ATAC–seq peaks identified using MACS2 were pooled across cell types using DiffBind (v.3.8.4)90 to identify consensus peaks with re-centred summits. Twenty 200 bp bins surrounding peak summits were selected to capture the chromatin state ±2 kb from accessible regions, in which the log2(enrichment over input) values of ChIP–seq signals were extracted as input for dimension reduction through UMAP91 and subsequently clustered through HDBSCAN92 as implemented in cuML (v.23.02.00). For UMAP, correlation distances were used together with a grid search over min_dist of [0.0, 0.01, 0.1], n_neighbors of [15, 30, 50, 70, 100] and n_components of 2–10, and the resultant embeddings were all subjected to HDBSCAN clustering to identify epigenetically distinct clusters through visual inspection. For HDBSCAN, a grid search over min_cluster_size and min_samples over [50, 100, 200, 500, 1,000] were tested. In a semi-supervised fashion, individual clusters were isolated and subjected to further subclustering until the embedding no longer exhibited distinct segregation of data points for any individual epigenetic signal. We assessed the epigenetic profiles within each cluster and categorized the major clusters (that is, clusters 1, 2 and 4) as follows: active clusters were characterized by high levels of H3K4me3 and H3K27ac marks. Bivalent clusters exhibited high levels of H3K4me3 and H3K27me3 marks. Poised clusters were specifically marked by high H3K4me1 levels. Promoters that overlapped with each category of open sites were considered active, bivalent or poised promoters, whereas promoters that did not overlap with open sites were considered silent promoters. Active, bivalent and poised enhancers were defined as the open sites within each cluster that did not overlap with promoters. Open sites that did not fall into any of these categories (active, bivalent or poised) were classified as silent enhancers. To investigate enhancer-mediated gene regulation, we focused on genes with TSSs located within a proximity of 10 kb both upstream and downstream of the enhancers.

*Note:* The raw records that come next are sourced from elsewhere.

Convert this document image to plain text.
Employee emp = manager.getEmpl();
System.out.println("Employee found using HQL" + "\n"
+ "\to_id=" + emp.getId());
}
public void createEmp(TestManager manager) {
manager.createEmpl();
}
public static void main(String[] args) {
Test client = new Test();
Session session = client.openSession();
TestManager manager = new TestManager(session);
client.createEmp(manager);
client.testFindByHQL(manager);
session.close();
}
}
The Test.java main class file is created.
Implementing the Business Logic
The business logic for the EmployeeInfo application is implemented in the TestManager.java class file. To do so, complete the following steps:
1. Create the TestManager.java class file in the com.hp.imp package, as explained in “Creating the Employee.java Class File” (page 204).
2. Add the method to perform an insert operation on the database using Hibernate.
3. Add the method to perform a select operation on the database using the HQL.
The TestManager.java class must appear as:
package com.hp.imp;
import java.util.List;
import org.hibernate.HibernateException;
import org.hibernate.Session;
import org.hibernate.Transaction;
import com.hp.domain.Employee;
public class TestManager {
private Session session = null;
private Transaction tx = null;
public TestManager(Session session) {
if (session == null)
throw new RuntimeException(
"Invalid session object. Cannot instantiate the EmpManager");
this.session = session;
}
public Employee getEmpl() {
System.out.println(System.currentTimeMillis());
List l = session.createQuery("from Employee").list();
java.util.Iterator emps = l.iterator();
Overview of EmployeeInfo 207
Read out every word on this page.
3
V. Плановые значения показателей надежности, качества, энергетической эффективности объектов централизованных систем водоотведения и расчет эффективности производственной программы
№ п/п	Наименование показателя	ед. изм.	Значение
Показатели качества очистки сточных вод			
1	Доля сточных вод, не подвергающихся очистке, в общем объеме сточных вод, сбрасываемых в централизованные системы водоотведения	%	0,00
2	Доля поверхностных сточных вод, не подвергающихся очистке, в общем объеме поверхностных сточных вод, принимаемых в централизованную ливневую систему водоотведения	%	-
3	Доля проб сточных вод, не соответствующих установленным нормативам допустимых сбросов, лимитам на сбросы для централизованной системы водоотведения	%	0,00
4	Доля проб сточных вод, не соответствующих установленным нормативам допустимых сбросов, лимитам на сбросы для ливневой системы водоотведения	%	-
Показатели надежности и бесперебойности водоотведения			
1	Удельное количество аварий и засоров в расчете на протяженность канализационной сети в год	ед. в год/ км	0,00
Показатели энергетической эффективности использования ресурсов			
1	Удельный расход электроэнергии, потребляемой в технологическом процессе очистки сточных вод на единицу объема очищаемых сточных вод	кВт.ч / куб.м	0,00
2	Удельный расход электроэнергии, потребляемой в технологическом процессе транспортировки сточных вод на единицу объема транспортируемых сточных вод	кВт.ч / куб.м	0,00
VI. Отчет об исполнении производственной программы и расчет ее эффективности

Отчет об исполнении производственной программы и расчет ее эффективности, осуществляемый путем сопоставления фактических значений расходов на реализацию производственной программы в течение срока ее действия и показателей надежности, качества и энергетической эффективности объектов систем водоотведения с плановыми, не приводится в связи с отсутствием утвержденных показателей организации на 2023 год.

Statistics and reproducibility

PCA was performed using the prcomp function in R. Unsupervised hierarchical clustering was performed using the hclust function with the “method = “ward.D2”” option based on the Euclidean distance calculated by the Dist function in the amap package in R. Welch’s t-test was performed using the t.test function with the “paired = TRUE” option in R (Fig. 1d) or the T.TEST function in Excel (Extended Data Fig. 5g). Tukey–Kramer test (Extended Data Fig. 9k) was performed using the TukeyHSD function in R. Two-sided Dunnet’s test (Extended Data Fig. 10l) was performed using the SimTestDiff function with “type = “Dunnet”” option from the SimComp package in R. Paired two-sided t-test (Extended Data Fig. 10l) was performed using the t.test function with the “paired = TRUE” option in R. t-test with Bonferroni correction (Fig. 5g and Extended Data Fig. 12d) and Wilcoxon rank-sum test (Fig. 5f) were performed by the geom_signif function in the ggsignifr package in R. Cohen’s d values were calculated using the cohens_d function from the rstatix package in R (Extended Data Fig. 9m). Data from single experiments are shown in Fig. 1g, Extended Data Figs. 1b,d, 2h, 4j,k,m,n,s, 9k and 10c,d and Supplementary Fig. 1d.

Reporting summary

Further information on research design is available in the Nature Portfolio Reporting Summary linked to this article.